It has been a long time since I have posted on my blog. I
need to change that.
Sometime sharing is difficult. And sometimes, I may share
for the wrong reasons.
What do I mean by that?
The wrong reason is when I want desperately – too
desperately – to be believed. But, I realize it’s NOT my job to convince anyone
that I am sick. It’s not my job to justify or prove that my bipolar, especially
at this very moment in time, is unbearable. It’s not my job to prove that the
only reason I can get up in the morning is thanks to a cocktail of medication
that allows me these seemingly false, but necessary nonetheless moments of strength.
When able, I MUST participate in life. Participating in life
is part of my treatment. I celebrate that. I need that.
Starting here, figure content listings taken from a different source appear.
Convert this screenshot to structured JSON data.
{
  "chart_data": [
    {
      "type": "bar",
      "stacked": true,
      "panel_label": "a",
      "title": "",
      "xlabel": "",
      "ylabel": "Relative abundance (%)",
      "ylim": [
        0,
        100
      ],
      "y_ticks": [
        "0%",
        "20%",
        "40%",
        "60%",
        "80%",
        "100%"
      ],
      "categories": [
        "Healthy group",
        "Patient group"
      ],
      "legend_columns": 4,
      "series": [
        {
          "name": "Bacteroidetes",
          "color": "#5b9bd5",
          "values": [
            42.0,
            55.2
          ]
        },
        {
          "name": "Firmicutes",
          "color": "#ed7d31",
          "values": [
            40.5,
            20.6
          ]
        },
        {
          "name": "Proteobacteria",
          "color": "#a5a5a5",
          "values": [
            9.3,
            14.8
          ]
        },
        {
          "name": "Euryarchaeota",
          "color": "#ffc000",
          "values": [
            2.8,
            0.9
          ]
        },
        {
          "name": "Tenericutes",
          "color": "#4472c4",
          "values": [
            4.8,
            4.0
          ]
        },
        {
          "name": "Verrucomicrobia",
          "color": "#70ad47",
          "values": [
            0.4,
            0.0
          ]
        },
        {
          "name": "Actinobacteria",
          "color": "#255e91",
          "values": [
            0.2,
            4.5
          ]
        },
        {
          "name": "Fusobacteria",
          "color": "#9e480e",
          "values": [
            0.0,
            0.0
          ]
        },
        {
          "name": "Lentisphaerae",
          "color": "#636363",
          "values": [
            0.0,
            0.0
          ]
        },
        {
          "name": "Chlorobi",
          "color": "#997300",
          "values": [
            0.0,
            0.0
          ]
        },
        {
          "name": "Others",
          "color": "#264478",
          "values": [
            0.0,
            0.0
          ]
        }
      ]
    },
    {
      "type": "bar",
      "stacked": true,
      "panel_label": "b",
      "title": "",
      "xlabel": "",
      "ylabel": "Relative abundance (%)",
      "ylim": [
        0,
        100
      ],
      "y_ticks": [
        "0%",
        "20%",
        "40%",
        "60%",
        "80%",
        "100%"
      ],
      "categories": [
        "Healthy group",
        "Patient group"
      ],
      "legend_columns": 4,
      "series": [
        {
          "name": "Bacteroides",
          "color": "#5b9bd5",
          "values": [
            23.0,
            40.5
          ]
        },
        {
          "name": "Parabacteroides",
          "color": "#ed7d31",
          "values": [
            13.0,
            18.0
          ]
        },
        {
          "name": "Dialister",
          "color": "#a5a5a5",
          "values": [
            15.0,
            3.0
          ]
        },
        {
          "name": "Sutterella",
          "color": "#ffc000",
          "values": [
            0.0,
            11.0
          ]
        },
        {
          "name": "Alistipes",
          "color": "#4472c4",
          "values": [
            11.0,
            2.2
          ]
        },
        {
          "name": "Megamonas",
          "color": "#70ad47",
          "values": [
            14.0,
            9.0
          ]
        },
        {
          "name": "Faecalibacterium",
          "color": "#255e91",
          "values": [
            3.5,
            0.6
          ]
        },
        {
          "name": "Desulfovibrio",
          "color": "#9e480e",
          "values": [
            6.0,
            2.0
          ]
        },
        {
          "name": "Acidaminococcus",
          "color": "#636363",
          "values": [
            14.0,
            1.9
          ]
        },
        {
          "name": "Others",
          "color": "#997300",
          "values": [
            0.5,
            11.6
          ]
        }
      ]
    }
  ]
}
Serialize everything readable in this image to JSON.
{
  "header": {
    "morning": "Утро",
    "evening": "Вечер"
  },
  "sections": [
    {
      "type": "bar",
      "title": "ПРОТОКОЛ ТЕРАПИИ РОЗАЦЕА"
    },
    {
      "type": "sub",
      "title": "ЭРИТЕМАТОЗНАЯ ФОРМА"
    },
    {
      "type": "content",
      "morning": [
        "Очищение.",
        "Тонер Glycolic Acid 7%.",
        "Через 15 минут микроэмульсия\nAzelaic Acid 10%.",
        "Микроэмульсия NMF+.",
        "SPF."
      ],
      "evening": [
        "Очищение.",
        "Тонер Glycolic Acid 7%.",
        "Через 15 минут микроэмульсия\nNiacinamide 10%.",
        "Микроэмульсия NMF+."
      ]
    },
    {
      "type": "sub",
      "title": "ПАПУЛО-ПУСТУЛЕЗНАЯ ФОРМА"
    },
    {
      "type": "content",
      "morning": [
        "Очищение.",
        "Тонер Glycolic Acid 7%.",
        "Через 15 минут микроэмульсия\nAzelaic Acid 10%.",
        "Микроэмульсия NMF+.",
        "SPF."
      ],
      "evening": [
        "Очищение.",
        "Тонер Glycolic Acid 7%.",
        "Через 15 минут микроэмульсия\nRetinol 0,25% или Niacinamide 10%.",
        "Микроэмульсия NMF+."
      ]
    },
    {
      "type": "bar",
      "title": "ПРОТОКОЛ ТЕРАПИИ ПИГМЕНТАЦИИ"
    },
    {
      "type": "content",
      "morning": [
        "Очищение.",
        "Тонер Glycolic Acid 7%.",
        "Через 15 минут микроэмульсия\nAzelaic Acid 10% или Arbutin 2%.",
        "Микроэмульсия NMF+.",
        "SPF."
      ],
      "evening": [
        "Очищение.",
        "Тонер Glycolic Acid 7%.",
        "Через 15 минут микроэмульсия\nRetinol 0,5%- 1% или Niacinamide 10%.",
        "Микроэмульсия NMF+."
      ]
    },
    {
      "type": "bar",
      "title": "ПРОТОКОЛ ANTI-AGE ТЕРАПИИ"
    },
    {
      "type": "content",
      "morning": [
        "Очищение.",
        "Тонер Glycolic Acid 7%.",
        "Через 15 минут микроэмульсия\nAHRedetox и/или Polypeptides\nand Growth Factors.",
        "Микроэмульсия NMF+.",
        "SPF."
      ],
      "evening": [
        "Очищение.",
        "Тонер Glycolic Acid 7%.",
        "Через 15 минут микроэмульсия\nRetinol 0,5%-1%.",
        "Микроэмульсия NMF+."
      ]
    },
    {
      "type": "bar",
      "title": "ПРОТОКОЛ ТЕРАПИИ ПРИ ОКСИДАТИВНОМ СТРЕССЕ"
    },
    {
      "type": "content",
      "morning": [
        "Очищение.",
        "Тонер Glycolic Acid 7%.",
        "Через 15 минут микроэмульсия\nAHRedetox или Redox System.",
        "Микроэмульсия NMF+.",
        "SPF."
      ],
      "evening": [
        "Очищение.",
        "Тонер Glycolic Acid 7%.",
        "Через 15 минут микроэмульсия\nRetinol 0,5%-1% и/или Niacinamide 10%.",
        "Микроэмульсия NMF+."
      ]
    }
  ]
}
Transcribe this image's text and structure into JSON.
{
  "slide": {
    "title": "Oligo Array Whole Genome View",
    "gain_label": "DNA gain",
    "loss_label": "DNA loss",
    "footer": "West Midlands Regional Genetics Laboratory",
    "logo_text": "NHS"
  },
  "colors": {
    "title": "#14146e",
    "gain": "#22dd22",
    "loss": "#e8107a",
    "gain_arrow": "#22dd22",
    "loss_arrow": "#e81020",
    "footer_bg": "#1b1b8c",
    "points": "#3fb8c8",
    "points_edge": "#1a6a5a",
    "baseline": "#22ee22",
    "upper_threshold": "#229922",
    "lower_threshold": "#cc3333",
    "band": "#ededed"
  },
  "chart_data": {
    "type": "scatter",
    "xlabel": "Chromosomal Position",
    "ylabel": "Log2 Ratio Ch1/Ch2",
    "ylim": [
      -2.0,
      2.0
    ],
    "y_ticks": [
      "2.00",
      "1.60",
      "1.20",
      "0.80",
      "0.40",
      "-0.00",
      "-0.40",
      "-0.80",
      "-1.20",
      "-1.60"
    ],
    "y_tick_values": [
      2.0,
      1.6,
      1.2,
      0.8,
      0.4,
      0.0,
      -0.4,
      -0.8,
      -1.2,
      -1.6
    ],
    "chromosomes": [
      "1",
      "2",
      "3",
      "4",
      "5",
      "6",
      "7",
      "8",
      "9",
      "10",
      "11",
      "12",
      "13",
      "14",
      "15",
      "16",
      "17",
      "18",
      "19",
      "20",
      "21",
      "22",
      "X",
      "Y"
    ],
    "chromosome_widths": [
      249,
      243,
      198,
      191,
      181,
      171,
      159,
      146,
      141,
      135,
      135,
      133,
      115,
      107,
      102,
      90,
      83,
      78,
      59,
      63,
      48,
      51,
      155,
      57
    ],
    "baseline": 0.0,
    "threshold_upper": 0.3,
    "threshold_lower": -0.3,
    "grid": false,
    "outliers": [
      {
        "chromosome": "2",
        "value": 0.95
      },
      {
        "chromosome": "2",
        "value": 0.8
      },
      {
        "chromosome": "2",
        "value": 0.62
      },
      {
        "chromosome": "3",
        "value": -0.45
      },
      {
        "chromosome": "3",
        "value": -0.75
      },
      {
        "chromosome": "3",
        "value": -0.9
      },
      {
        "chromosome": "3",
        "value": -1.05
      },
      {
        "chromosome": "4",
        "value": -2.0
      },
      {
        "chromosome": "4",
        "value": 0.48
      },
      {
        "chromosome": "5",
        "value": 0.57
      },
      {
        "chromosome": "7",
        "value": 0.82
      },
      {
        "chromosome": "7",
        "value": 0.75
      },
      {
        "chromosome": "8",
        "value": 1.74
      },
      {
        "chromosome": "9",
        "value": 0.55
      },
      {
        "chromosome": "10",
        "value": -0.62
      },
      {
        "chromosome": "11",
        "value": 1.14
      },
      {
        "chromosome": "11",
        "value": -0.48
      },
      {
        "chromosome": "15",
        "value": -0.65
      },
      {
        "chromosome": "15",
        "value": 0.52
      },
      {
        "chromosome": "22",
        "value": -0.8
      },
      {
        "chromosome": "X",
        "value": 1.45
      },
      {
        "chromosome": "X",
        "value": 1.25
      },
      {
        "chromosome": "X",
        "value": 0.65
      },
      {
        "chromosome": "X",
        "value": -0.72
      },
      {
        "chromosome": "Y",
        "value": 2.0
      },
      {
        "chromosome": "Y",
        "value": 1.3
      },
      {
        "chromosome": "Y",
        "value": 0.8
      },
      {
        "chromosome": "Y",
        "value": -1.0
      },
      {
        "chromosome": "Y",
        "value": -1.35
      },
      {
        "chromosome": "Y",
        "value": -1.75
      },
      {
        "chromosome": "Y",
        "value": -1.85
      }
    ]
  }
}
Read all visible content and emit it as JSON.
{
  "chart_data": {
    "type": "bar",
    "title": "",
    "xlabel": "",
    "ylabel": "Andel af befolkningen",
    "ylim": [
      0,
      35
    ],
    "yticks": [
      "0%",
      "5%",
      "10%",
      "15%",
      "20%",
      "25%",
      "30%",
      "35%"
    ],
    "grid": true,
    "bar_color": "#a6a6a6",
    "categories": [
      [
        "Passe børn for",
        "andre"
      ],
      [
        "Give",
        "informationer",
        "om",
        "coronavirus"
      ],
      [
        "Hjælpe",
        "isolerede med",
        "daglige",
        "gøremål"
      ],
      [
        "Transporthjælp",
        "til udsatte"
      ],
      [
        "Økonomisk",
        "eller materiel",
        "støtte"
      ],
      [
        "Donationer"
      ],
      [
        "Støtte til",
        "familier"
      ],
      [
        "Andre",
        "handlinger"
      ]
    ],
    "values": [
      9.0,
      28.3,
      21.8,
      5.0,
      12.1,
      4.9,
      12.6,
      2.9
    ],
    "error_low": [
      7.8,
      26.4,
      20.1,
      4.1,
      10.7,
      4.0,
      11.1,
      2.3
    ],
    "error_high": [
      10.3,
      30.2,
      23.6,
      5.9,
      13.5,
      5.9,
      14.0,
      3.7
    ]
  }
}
I get tired sometimes
of having to – or feeling like I must – look or sound a certain way to earn the
“green light” of being believed or being sick enough. I am tired of thinking I must
give off visual cues so that people feel comfortable with believing I am sick
enough.
By who’s standards, I wonder?
The moments I can laugh with my family or joke with my
friends I hold on to because the next moment may find me plunging into
darkness. Such is the unpredictability of a bipolar depressive episode. If you
see me smiling or hear me chattering away, recognize that I am simply managing
my symptoms in a less grueling way in that moment. Be happy for me if you can.
I am sick now. Right now, I am not able to “power through”
or “fight off” this episode. A healthy diet and a good dose of exercise will
not make me well. They may help, but they won’t fix it. Lighting scented
candles and meditating are also helpful, but not the answer. Sadly, the
chemicals inside my brain that govern my illness are in charge and I can manage
in whatever way I need to.
No one chooses mental illness. It is not the “new black” or “on
trend”. But neither is it something to apologize for. There is no shame in this
illness. My bipolar disorder won’t look like anyone else’s. It presents
differently in everyone. For me, sadness is only a tiny sliver. It is so much
more and sometimes it stops me in my tracks. Times like right now.
It is in these times that I must draw on my own words when I
am advocating for mental illness. It is not just for me. It is also for anyone
else who feels that they don’t have a voice.
There is no shame. Stigma has no power here.